USDA-Agricultural Research Service, Cropping Systems and Water Quality Research Unit, 1406 Rollins St., Rm 265, Columbia, MO 65211, USA.
Department of Crop, Soil, and Environmental Sciences, University of Arkansas, 1366 W. Altheimer Dr., Fayetteville, AR 72701, USA.
Sci Total Environ. 2019 Dec 20;697:133931. doi: 10.1016/j.scitotenv.2019.133931. Epub 2019 Aug 18.
Streams in the Salt River Basin (SRB) of northeastern Missouri, USA, have been chronically contaminated by atrazine and metabolites, with peak annual transport occurring from spring to early summer. Since 2005, increased fall-applied simazine has introduced a second chloro-triazine herbicide that degrades to deisopropylatrazine (DIA), creating the need for a method to partition DIA between its two parent sources - i.e., DIA derived from atrazine (DIA) and that from simazine (DIA). Distinguishing DIA parent sources would extend current understanding of chloro-triazine transport, leading to more accurate risk assessments and improved watershed-scale load estimates. The objectives of this study were to evaluate proposed methods for DIA partitioning, and to apply the most effective method to estimate DIA and DIA concentrations and loads. Three DIA partition methods were developed and statistically evaluated: 1) edge-of-field (EOF) based on DIA and deethylatrazine (DEA) concentrations in runoff from atrazine treated fields; 2) DIA:DEA concentration ratios (DR) in runoff from atrazine treated fields; and 3) concentration ratios of simazine:atrazine (SAR) in streams. Stream samples were collected year-round at 7 SRB stream sites from 2005 to 2010 and daily, quarterly, and annual concentrations and loads of atrazine, DEA, DIA, and simazine computed. The SAR method was superior to EOF and DR in its ability to estimate concentrations and loads of DIA and DIA that were more accurate and highly correlated to observed transport of simazine, atrazine, and DIA. The SAR method results demonstrated the differences in DIA and DIA transport timing, with peak DIA transport occurring from mid-Nov to Apr and peak DIA transport from May to Jun. Dual season triazine applications within a watershed substantially increased the period of high chloro-triazine concentrations in streams from ~3 to ~8 months/yr, potentially increasing the risk of toxicity to aquatic ecosystems.
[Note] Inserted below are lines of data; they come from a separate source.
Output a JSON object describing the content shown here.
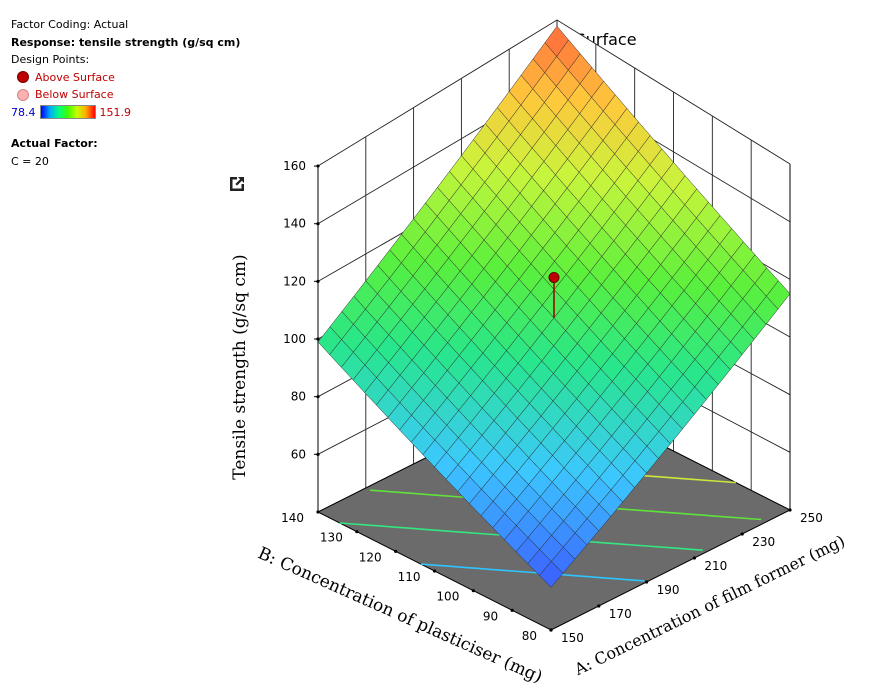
{
  "info": {
    "factor_coding": "Factor Coding: Actual",
    "response": "Response: tensile strength (g/sq cm)",
    "design_points": "Design Points:",
    "above_surface": "Above Surface",
    "below_surface": "Below Surface",
    "colorbar_min": "78.4",
    "colorbar_max": "151.9",
    "actual_factor": "Actual Factor:",
    "actual_factor_value": "C = 20"
  },
  "colors": {
    "above_surface": "#c00000",
    "below_surface": "#ffb0b0",
    "floor": "#6b6b6b"
  },
  "chart_data": {
    "type": "surface3d",
    "title": "3D Surface",
    "xlabel": "A: Concentration of film former (mg)",
    "ylabel": "B: Concentration of plasticiser (mg)",
    "zlabel": "Tensile strength (g/sq cm)",
    "x_ticks": [
      "150",
      "170",
      "190",
      "210",
      "230",
      "250"
    ],
    "y_ticks": [
      "80",
      "90",
      "100",
      "110",
      "120",
      "130",
      "140"
    ],
    "z_ticks": [
      "60",
      "80",
      "100",
      "120",
      "140",
      "160"
    ],
    "xlim": [
      150,
      250
    ],
    "ylim": [
      80,
      140
    ],
    "zlim": [
      40,
      160
    ],
    "surface_corners": {
      "a150_b80": 56,
      "a150_b140": 99,
      "a250_b80": 115,
      "a250_b140": 158
    },
    "design_points": [
      {
        "a": 200,
        "b": 110,
        "z": 121,
        "position": "above"
      }
    ]
  }
}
美国密苏里州东北部盐河流域(SRB)的溪流长期受到莠去津及其代谢物的污染,每年的峰值运输发生在春季到初夏。自 2005 年以来,秋季施用的西玛津增加了第二种氯三嗪除草剂,它会降解为去异丙基莠去津(DIA),因此需要一种方法将 DIA 分配到其两个母体来源之间——即来自莠去津(DIA)和西玛津(DIA)的 DIA。区分 DIA 的母体来源将扩展对氯三嗪运输的现有认识,从而导致更准确的风险评估和改进流域尺度的负荷估计。本研究的目的是评估 DIA 分配的拟议方法,并应用最有效的方法来估计 DIA 和 DIA 的浓度和负荷。开发并统计评估了三种 DIA 分配方法:1)基于莠去津处理场径流中 DIA 和去乙基莠去津(DEA)浓度的田间边缘(EOF);2)莠去津处理场径流中 DIA:DEA 浓度比(DR);3)溪流中西玛津:莠去津(SAR)浓度比。2005 年至 2010 年,在 SRB 的 7 个溪流站点全年采集溪流样本,并计算了莠去津、DEA、DIA 和西玛津的日、季和年浓度和负荷。SAR 方法在估计 DIA 和 DIA 的浓度和负荷方面优于 EOF 和 DR,其结果更准确且与西玛津、莠去津和 DIA 的实际运输高度相关。SAR 方法的结果表明了 DIA 和 DIA 运输时间的差异,DIA 的峰值运输发生在 11 月中旬至 4 月,而 DIA 的峰值运输发生在 5 月至 6 月。流域内双季三嗪的施用大大增加了溪流中高氯三嗪浓度的时间,从大约 3 个月/年增加到大约 8 个月/年,这可能增加了对水生生态系统毒性的风险。